Für jede Saison neu designte Trikots entwickelten sich dank schreiender Farben und poppiger Sujets zu Bestsellern. Den Vogel schoss Guazzini, der seine Homosexualität offen lebt, ab, als seine Spieler in rosa Blümchen gewandet zur Tat schritten. Der bewusste Tabubruch verstörte zwar so manchen Traditionalisten, Stade jedoch war Gesprächsthema, Rugby in hauptstädtischen Kreisen sogar ein bisschen hip geworden. Günstig wirkte sich nun auch die zunehmende Rivalität mit dem lokalen Konkurrenten Racing aus, der unter der Ägide des Großgrundbesitzers Lorenzetti ebenfalls ambitionierte Ziele verfolgt. Boudjellal wiederum belebte den in der mediterranen Hafenstadt vor sich hin dümpelnden RC Toulon, den er 2006 übernahm. Nicht weniger als vier aus der Rangliste der aktuell neun bestbezahlten Spieler weltweit stehen im Sold Toulons. Keiner davon ist Franzose.

Das Match der schillernden Präsidentenfiguren erregte Aufsehen und in der Folge auch mediales Interesse. Rugby hatte sich zu einem Produkt entwickelt, mit dem Profite möglich schienen. Eine neue Dynamik kam in Gang, wie der Pariser Journalist Stefan Etcheverry dem STANDARD auseinandersetzte. Mit Fernsehrechten wurden von Jahr zu Jahr höhere Summen umgesetzt, Geld, das mittlerweile eine Haupteinnahmequelle der Vereine darstellt. 70 Millionen Euro fließen 2015, mehr als dreimal so viel wie noch 2010.

Die Leiden der Blauen

Doch nicht alles ist Gold, was da glänzt. Neben den bereits erwähnten Irritationen auf internationaler Ebene, erweist sich die Hausse der Top 14 auch für das französische Rugby selbst als zweischneidiges Schwert. Besonders einheimische Nachwuchsleute haben es immer schwerer, sich in der Liga zu etablieren. Daran konnte auch die Regelung noch nicht viel ändern, wonach 55 Prozent der im Saisonverlauf eingesetzten Spieler in Frankreich ausgebildet sein müssen. Gerade die Schlüsselpositionen sind bei den meisten Klubs mittlerweile durch Legionäre besetzt.

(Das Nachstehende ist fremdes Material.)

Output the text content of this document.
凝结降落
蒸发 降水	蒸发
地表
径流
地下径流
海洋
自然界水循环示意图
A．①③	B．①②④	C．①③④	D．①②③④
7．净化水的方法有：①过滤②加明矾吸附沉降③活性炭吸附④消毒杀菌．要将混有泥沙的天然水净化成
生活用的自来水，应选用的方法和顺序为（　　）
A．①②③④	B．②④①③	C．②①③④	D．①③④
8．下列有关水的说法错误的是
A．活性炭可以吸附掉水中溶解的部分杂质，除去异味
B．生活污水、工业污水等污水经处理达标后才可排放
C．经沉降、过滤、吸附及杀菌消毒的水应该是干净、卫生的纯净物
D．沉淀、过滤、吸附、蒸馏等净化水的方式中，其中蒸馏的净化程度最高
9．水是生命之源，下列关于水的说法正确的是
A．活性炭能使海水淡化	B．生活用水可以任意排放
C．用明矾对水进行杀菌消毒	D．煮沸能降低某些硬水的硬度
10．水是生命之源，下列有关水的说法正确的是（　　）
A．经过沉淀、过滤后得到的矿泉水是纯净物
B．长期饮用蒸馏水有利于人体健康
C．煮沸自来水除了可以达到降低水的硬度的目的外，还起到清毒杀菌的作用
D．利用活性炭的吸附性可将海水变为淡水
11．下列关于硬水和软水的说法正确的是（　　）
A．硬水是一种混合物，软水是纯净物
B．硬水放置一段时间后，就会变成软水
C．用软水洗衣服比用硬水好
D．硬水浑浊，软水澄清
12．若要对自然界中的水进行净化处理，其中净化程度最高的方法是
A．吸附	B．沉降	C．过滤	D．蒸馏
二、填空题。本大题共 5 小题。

Und auch der Antagonismus zwischen Vereinen und der Nationalmannschaft ist so scharf ausgeprägt wie nie zuvor. Zu stark klaffen nationale und partikulare Interessen auseinander. Zu der von jeher starken Stellung der traditionsreichen, auf Autonomie bedachten Vereine gesellen sich in der neuen Zeit eben auch rein ökonomische Überlegungen. Das Ausbilden von zukünftigen Teamspielern, die während der Abstellungsphasen für "Les Bleus" ohnehin nicht zur Verfügung stehen, erscheint da beinahe schon als Handicap. Dass im Rugby der Meisterschaftsbetrieb parallel zu internationalen Verpflichtungen des Nationalteams ungebremst weiterläuft, verschärft den Widerspruch noch.

Ebenso wenig entspricht Rücksichtnahme hinsichtlich des Einsatzes spielerischer Ressourcen der klubinternen Logik. Soll man die teuren Stars schonen, um die Anforderungen der Doppelbelastung auszugleichen und damit dem Nationalteam Gutes tun? Kommt nicht infrage. Die Verhältnisse in Frankreich unterscheiden sich hier ganz deutlich von den viel stärker kooperativ ausgerichteten Rugby-Kulturen in Neuseeland, Irland oder (mit Abstrichen) Wales. Dort genießen die übergeordneten Belange einer konkurrenzfähigen nationalen Auswahl Priorität.

Hat diese Konstellation bereits Auswirkungen auf Wohl und Wehe von Frankreichs Blauen? Die Debatte wird geführt, die Meinungen gehen auseinander. Unbestritten ist: Das Team, immerhin dreifacher Vizeweltmeister, steckt seit Jahren in der Krise und scheint den Anschluss an die Weltspitze verloren zu haben. Erschreckend deutlich wurde dies beim schmachvollen 13:62-Debakel gegen Neuseeland im WM-Viertelfinale. Vielleicht noch schlimmer: Frankreich ist sein Stil abhanden gekommen. Unverwechselbar war einst die exquisite Mixtur aus Unvorhersehbarkeit, Wagemut und Tempo. Sie hat sich verflüchtigt.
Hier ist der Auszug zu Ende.